In the years following ‘Wild, Wild Country’ coming out on Netflix I found Osho’s negative media image frankly to be a burden. The social media pushes its images at you, and in dealing with it you necessarily pick up some of the archetypes: sex guru, cults, diamond watches, ninety-three Rolls Royces…It distracts you and turns you away from the Buddha Field. I was in that situation, wondering if I should continue as a Buddhist seeker instead. I still had things to learn.
Then came my time at SannyasNews, which was a bit intimidating, and some of the following re-evaluations here have been negative in tone: Erin Robbins’s letter about her sexual relations with Osho was quite painful, the talk about abuse in the communes, and reading ‘The Guru Papers’ as recommended by some here also shook me up a bit. There was quite a lot of soul-searching on my part after that education. Was Sannyas a cult?
In the end I felt a moment of choice, where rather than becoming disillusioned I ended up following what my heart said, and turned my back on all the negative talk about Osho — I went back to what I felt about my spiritual friend, because he was always that for me, and after a while I started reading a few of his books again and listening to a few of the discourses. I let all the rubbish disappear from my mind, and reconnected to Osho’s words.

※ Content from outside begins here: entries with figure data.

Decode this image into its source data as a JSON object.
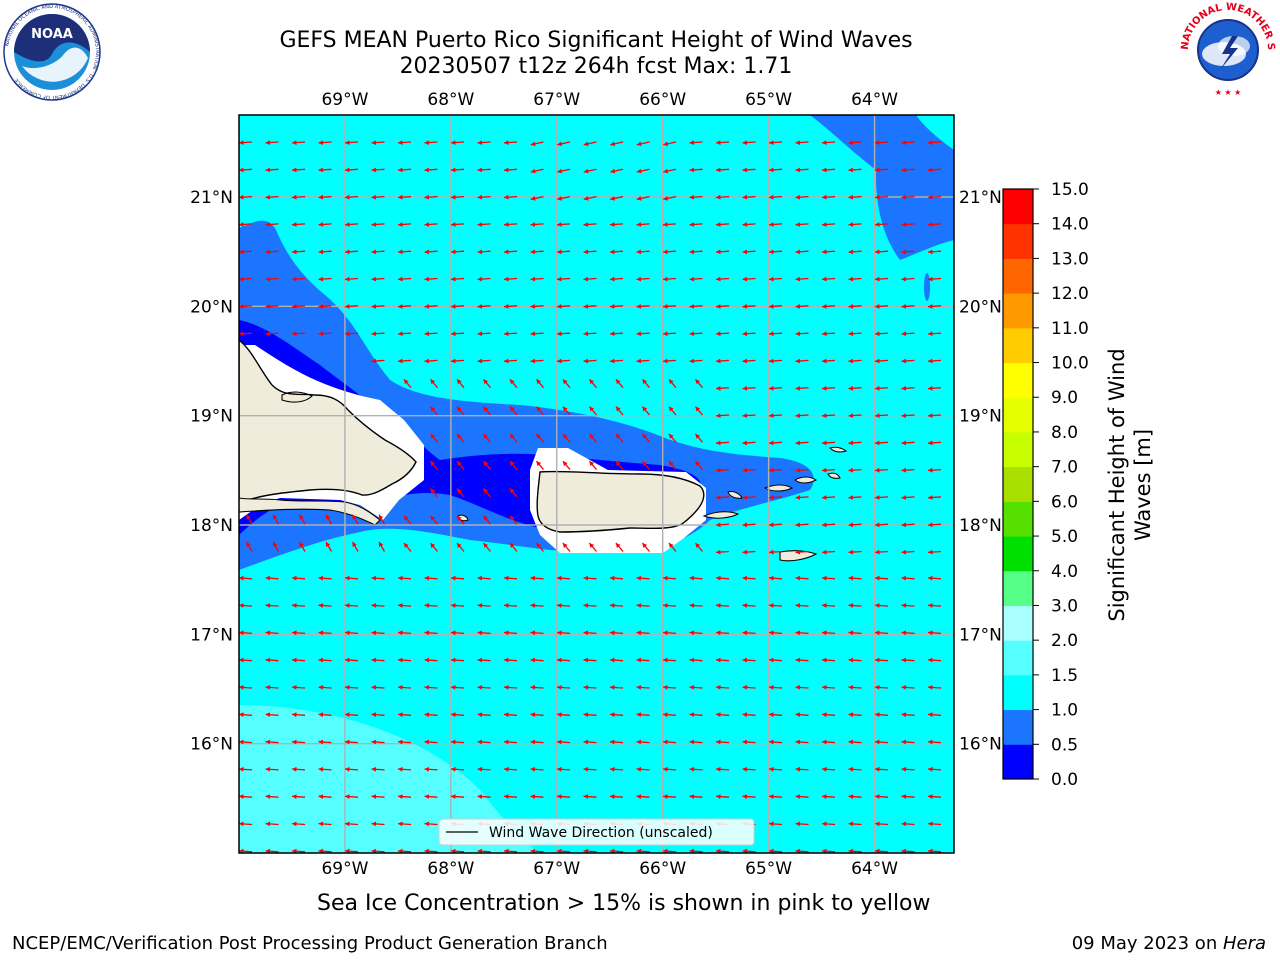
{
  "title_line1": "GEFS MEAN Puerto Rico Significant Height of Wind Waves",
  "title_line2": "20230507 t12z 264h fcst   Max: 1.71",
  "logos": {
    "left": {
      "icon": "noaa-logo-icon",
      "text": "NOAA",
      "ring_text": "NATIONAL OCEANIC AND ATMOSPHERIC ADMINISTRATION · U.S. DEPARTMENT OF COMMERCE"
    },
    "right": {
      "icon": "nws-logo-icon",
      "ring_text": "NATIONAL WEATHER SERVICE"
    }
  },
  "map": {
    "lon_labels": [
      "69°W",
      "68°W",
      "67°W",
      "66°W",
      "65°W",
      "64°W"
    ],
    "lon_values": [
      -69,
      -68,
      -67,
      -66,
      -65,
      -64
    ],
    "lat_labels": [
      "21°N",
      "20°N",
      "19°N",
      "18°N",
      "17°N",
      "16°N"
    ],
    "lat_values": [
      21,
      20,
      19,
      18,
      17,
      16
    ],
    "lon_range": [
      -70.0,
      -63.25
    ],
    "lat_range": [
      15.0,
      21.75
    ],
    "legend_label": "Wind Wave Direction (unscaled)",
    "arrow_color": "#ff0000",
    "land_color": "#efecdc",
    "grid_color": "#b0b0b0"
  },
  "colorbar": {
    "label": "Significant Height of Wind Waves [m]",
    "label_line1": "Significant Height of Wind",
    "label_line2": "Waves [m]",
    "ticks": [
      "0.0",
      "0.5",
      "1.0",
      "1.5",
      "2.0",
      "3.0",
      "4.0",
      "5.0",
      "6.0",
      "7.0",
      "8.0",
      "9.0",
      "10.0",
      "11.0",
      "12.0",
      "13.0",
      "14.0",
      "15.0"
    ],
    "colors": [
      "#0000ff",
      "#1b75ff",
      "#00ffff",
      "#55ffff",
      "#aaffff",
      "#55ff88",
      "#00e000",
      "#55e000",
      "#aae000",
      "#c8ff00",
      "#e6ff00",
      "#ffff00",
      "#ffcc00",
      "#ff9900",
      "#ff6600",
      "#ff3300",
      "#ff0000"
    ]
  },
  "sea_ice_note": "Sea Ice Concentration > 15% is shown in pink to yellow",
  "footer_left": "NCEP/EMC/Verification Post Processing Product Generation Branch",
  "footer_date": "09 May 2023 on ",
  "footer_host": "Hera"
}
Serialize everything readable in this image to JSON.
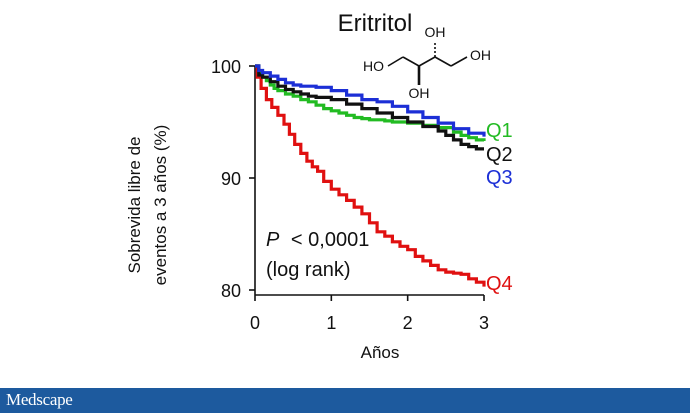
{
  "chart_data": {
    "type": "line",
    "step": true,
    "title": "Eritritol",
    "xlabel": "Años",
    "ylabel": "Sobrevida libre de eventos a 3 años (%)",
    "ylabel_lines": [
      "Sobrevida libre de",
      "eventos a 3 años (%)"
    ],
    "xlim": [
      0,
      3
    ],
    "ylim": [
      80,
      100
    ],
    "x_ticks": [
      0,
      1,
      2,
      3
    ],
    "y_ticks": [
      80,
      90,
      100
    ],
    "grid": false,
    "annotation": {
      "p_symbol": "P",
      "p_value": "< 0,0001",
      "method": "(log rank)"
    },
    "structure_labels": [
      "HO",
      "OH",
      "OH",
      "OH"
    ],
    "series": [
      {
        "name": "Q1",
        "color": "#22bb22",
        "x": [
          0,
          0.05,
          0.1,
          0.15,
          0.2,
          0.25,
          0.3,
          0.4,
          0.5,
          0.6,
          0.7,
          0.8,
          0.9,
          1.0,
          1.1,
          1.2,
          1.3,
          1.4,
          1.5,
          1.6,
          1.7,
          1.8,
          1.9,
          2.0,
          2.2,
          2.4,
          2.6,
          2.7,
          2.8,
          2.9,
          3.0
        ],
        "y": [
          100,
          99.4,
          99.0,
          98.7,
          98.3,
          98.0,
          97.8,
          97.5,
          97.3,
          97.0,
          96.8,
          96.5,
          96.2,
          96.0,
          95.8,
          95.6,
          95.4,
          95.3,
          95.2,
          95.2,
          95.1,
          95.0,
          95.0,
          94.9,
          94.7,
          94.5,
          94.1,
          93.8,
          93.6,
          93.4,
          93.3
        ]
      },
      {
        "name": "Q2",
        "color": "#111111",
        "x": [
          0,
          0.05,
          0.1,
          0.2,
          0.3,
          0.4,
          0.5,
          0.6,
          0.7,
          0.8,
          1.0,
          1.2,
          1.4,
          1.6,
          1.8,
          2.0,
          2.2,
          2.4,
          2.5,
          2.6,
          2.7,
          2.8,
          2.9,
          3.0
        ],
        "y": [
          100,
          99.2,
          99.0,
          98.6,
          98.2,
          97.9,
          97.7,
          97.5,
          97.3,
          97.2,
          97.0,
          96.6,
          96.2,
          95.8,
          95.4,
          95.0,
          94.6,
          94.2,
          93.8,
          93.4,
          93.0,
          92.8,
          92.6,
          92.6
        ]
      },
      {
        "name": "Q3",
        "color": "#1c2fd6",
        "x": [
          0,
          0.05,
          0.1,
          0.2,
          0.3,
          0.4,
          0.5,
          0.6,
          0.8,
          1.0,
          1.2,
          1.4,
          1.6,
          1.8,
          2.0,
          2.2,
          2.4,
          2.6,
          2.8,
          3.0
        ],
        "y": [
          100,
          99.6,
          99.4,
          99.1,
          98.8,
          98.5,
          98.3,
          98.2,
          98.1,
          97.8,
          97.4,
          97.0,
          96.8,
          96.4,
          95.9,
          95.4,
          94.9,
          94.4,
          94.0,
          93.7
        ]
      },
      {
        "name": "Q4",
        "color": "#e01010",
        "x": [
          0,
          0.03,
          0.08,
          0.15,
          0.22,
          0.3,
          0.38,
          0.45,
          0.52,
          0.6,
          0.68,
          0.75,
          0.82,
          0.9,
          1.0,
          1.1,
          1.2,
          1.3,
          1.4,
          1.5,
          1.6,
          1.7,
          1.8,
          1.9,
          2.0,
          2.1,
          2.2,
          2.3,
          2.4,
          2.5,
          2.6,
          2.7,
          2.8,
          2.9,
          3.0
        ],
        "y": [
          100,
          99.0,
          98.0,
          97.0,
          96.3,
          95.6,
          94.8,
          93.9,
          93.0,
          92.2,
          91.5,
          91.0,
          90.6,
          89.7,
          89.0,
          88.5,
          88.0,
          87.4,
          86.8,
          86.0,
          85.2,
          84.8,
          84.3,
          83.9,
          83.6,
          83.0,
          82.6,
          82.2,
          81.8,
          81.6,
          81.5,
          81.4,
          81.0,
          80.7,
          80.3
        ]
      }
    ]
  },
  "footer": {
    "brand": "Medscape",
    "color": "#1d5a9e"
  }
}
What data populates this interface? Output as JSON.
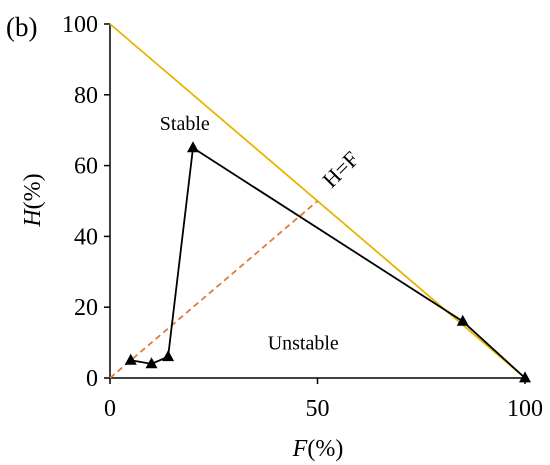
{
  "chart_data": {
    "type": "line",
    "panel_label": "(b)",
    "xlabel": {
      "var": "F",
      "unit": "(%)"
    },
    "ylabel": {
      "var": "H",
      "unit": "(%)"
    },
    "xlim": [
      0,
      100
    ],
    "ylim": [
      0,
      100
    ],
    "xticks": [
      0,
      50,
      100
    ],
    "yticks": [
      0,
      20,
      40,
      60,
      80,
      100
    ],
    "grid": false,
    "boundary_line": {
      "x": [
        0,
        100
      ],
      "y": [
        100,
        0
      ],
      "color": "#e8b400"
    },
    "reference_line": {
      "label": "H=F",
      "x": [
        0,
        50
      ],
      "y": [
        0,
        50
      ],
      "color": "#e07b39",
      "style": "dashed"
    },
    "series": [
      {
        "color": "#000000",
        "marker": "triangle",
        "x": [
          5,
          10,
          14,
          20,
          85,
          100
        ],
        "y": [
          5,
          4,
          6,
          65,
          16,
          0
        ]
      }
    ],
    "annotations": [
      {
        "text": "Stable",
        "x": 12,
        "y": 70
      },
      {
        "text": "Unstable",
        "x": 38,
        "y": 8
      }
    ]
  }
}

A new appreciation of Osho as a human being went along with that. His insights were beautiful, and every book of his that I read made me more free. He was very extraordinary, and at the same time still human. The master has feet of clay, but in rediscovering him there was a new feeling of compassion towards him. I think a real connection with Osho is a heart connection, and it’s best not to let the mind second-guess the heart’s decisions.
You see, for all that he expressed his sexual nature, and that he had a magpie’s eye for beautiful and shiny things, I think these just showed his human qualities, the things that kept him on the Earth with us. At the same time, he had something transcendent about him, I recall an aura of cleanliness like the light of the full moon from when I sat at his feet; he shared his presence with us, and I feel he had good intentions towards his people. I loved him for that.
Sannyas to me after that is a beautiful gift, an attitude, a way of living. At various points in my life I’ve lived with other sannyasins and I’ve always learned things from it: not to get too hung up on things, to trust a lot (and tether your camel), to celebrate, to laugh more often. Without Osho that wouldn’t have been possible.